For the Overhauser and CPP sensors, the resolution is the minimum step of the frequency meter used to measure the precession frequency and its conversion into an equivalent magnetic field. Therefore, the resolution is actually determined by the frequency meter according to Equation (2). Generally, in the magnetometer design, the equivalent magnetic resolution is substantially higher (an order of magnitude) than the ultimate sensitivity to avoid a contribution of the counter to the overall noise of the system [34]. The experiment was conducted at Hubei Province Electronic Information Product Quality Supervision and Inspection Institute. The result indicates that the resolution of the frequency meter is 0.0001 Hz, implying that the Overhauser sensor has a resolution of 0.0023 nT.
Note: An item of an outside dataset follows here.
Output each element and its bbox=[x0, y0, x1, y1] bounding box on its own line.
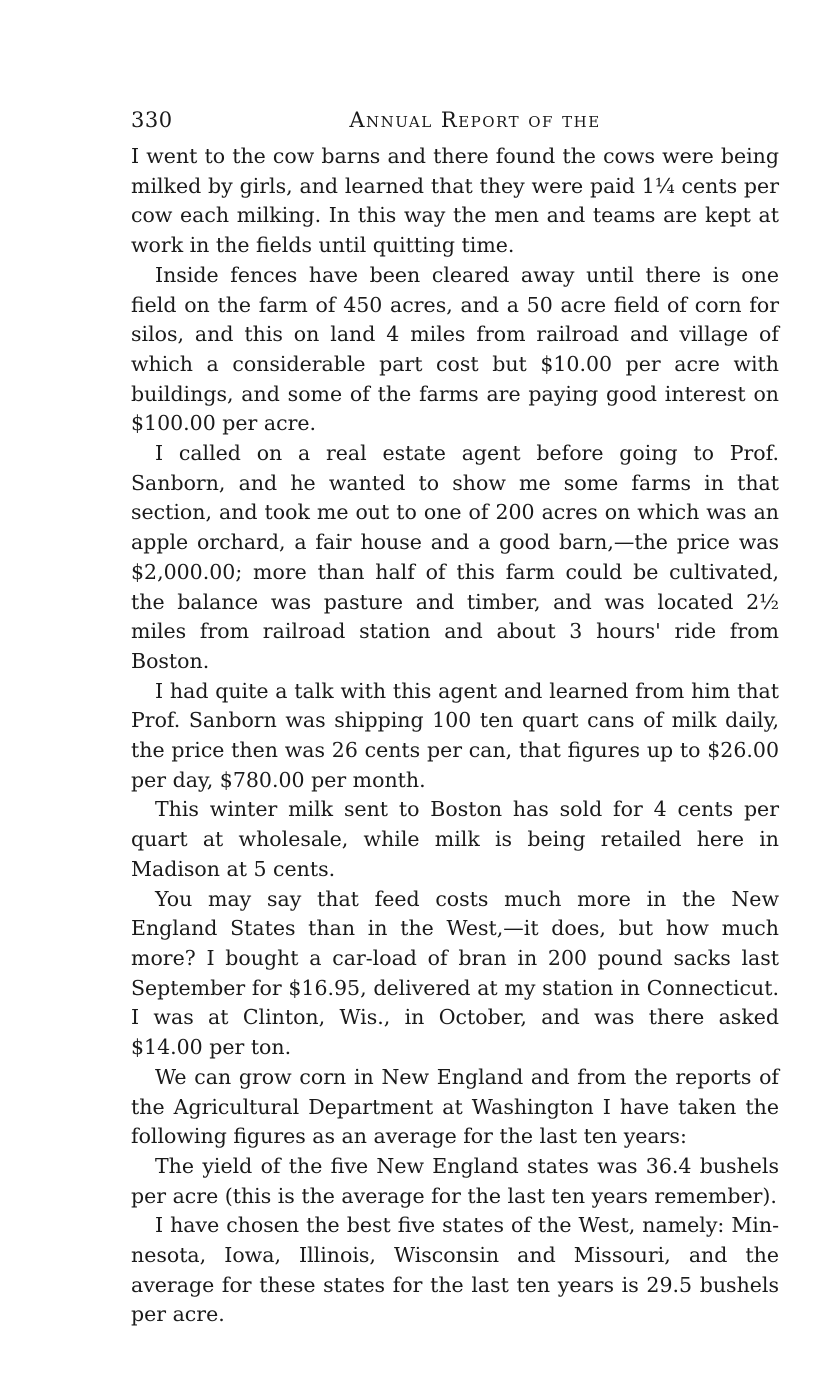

Moreover, the power consumption of our Overhauser sensor is about 1.9 W, which is lower than the 7 W for the GSM-19T based on the direct current pre-polarization. This would extend the operating hours of the battery in walking measurements.

5.3. Field Test

To further verify the performance of the Overhauser sensor, a comparative test of a geomagnetic field measurement was implemented for the Overhauser and GSM-19T sensors in the field. The test environment was far from EMI sources, and the two sensors were separated by 5 m to prevent mutual interference. Moreover, we started up two sensors simultaneously to avoid the influences from geomagnetic diurnal variations. As shown in Figure 16, the results of the comparison indicate that:

(1)

The trends in the geomagnetic field measurements from the two sensors are basically coincident, although the two curves did not overlap. The baseline difference is about 15 nT. The main cause is the magnetic field gradients at the locations of the sensors. Despite being 5 m apart, the Earth’s magnetic field gradient can be ignored. In contrast, with the limitations in test conditions, the fixed magnetic anomaly generated by buildings, pipelines and roads nearby the sensors also can give rise to a magnetic field gradient. However, such magnetic anomalies are different from random EMI and do not affect a comparison of the two sensors.

(2)

In the field test, to verify the detection capability of the magnetic anomaly of the two sensors, a bicycle was ridden nearby the sensors at 70, 200 and 520 s to generate an artificial magnetic anomaly. The test results show that both of the sensors were able to detect a magnetic anomaly of +30 nT, −10 nT and +20 nT, respectively, which indicated a normal detection capability for the Overhauser sensor.

6. Conclusions

To solve the deficiencies of the CPP sensor, our study focused on the DNP effect to further develop an Overhauser geomagnetic sensor for magnetic prospecting. To test the FID signal and performance in magnetic field measurements, a special test instrument was designed that could test both the CPP sensor and the Overhauser sensor. In a comparison of the FID signals in the presence and the absence of the free radical, a 20-fold gain indicated that the DNP effect significantly improves the amplitude and quality of the FID signal under the action of free radicals. Moreover, the 10 pT/Hz${}^{1/2}$@1 Hz sensitivity for the Overhauser sensor is lower than the 30 pT/Hz${}^{1/2}$@1 Hz for the CPP sensor; the resolution and range of the Overhauser sensor are 0.002 nT and 20 $\mathsf{\mu }$T–100 $\mathsf{\mu }$T, respectively; the 0.2 nT uncertainty of the Overhauser sensor is lower than the 1.9 nT of the CPP sensor over the range of the geomagnetic field. In addition, the sensor size is 140 mm in length and 70 mm in diameter.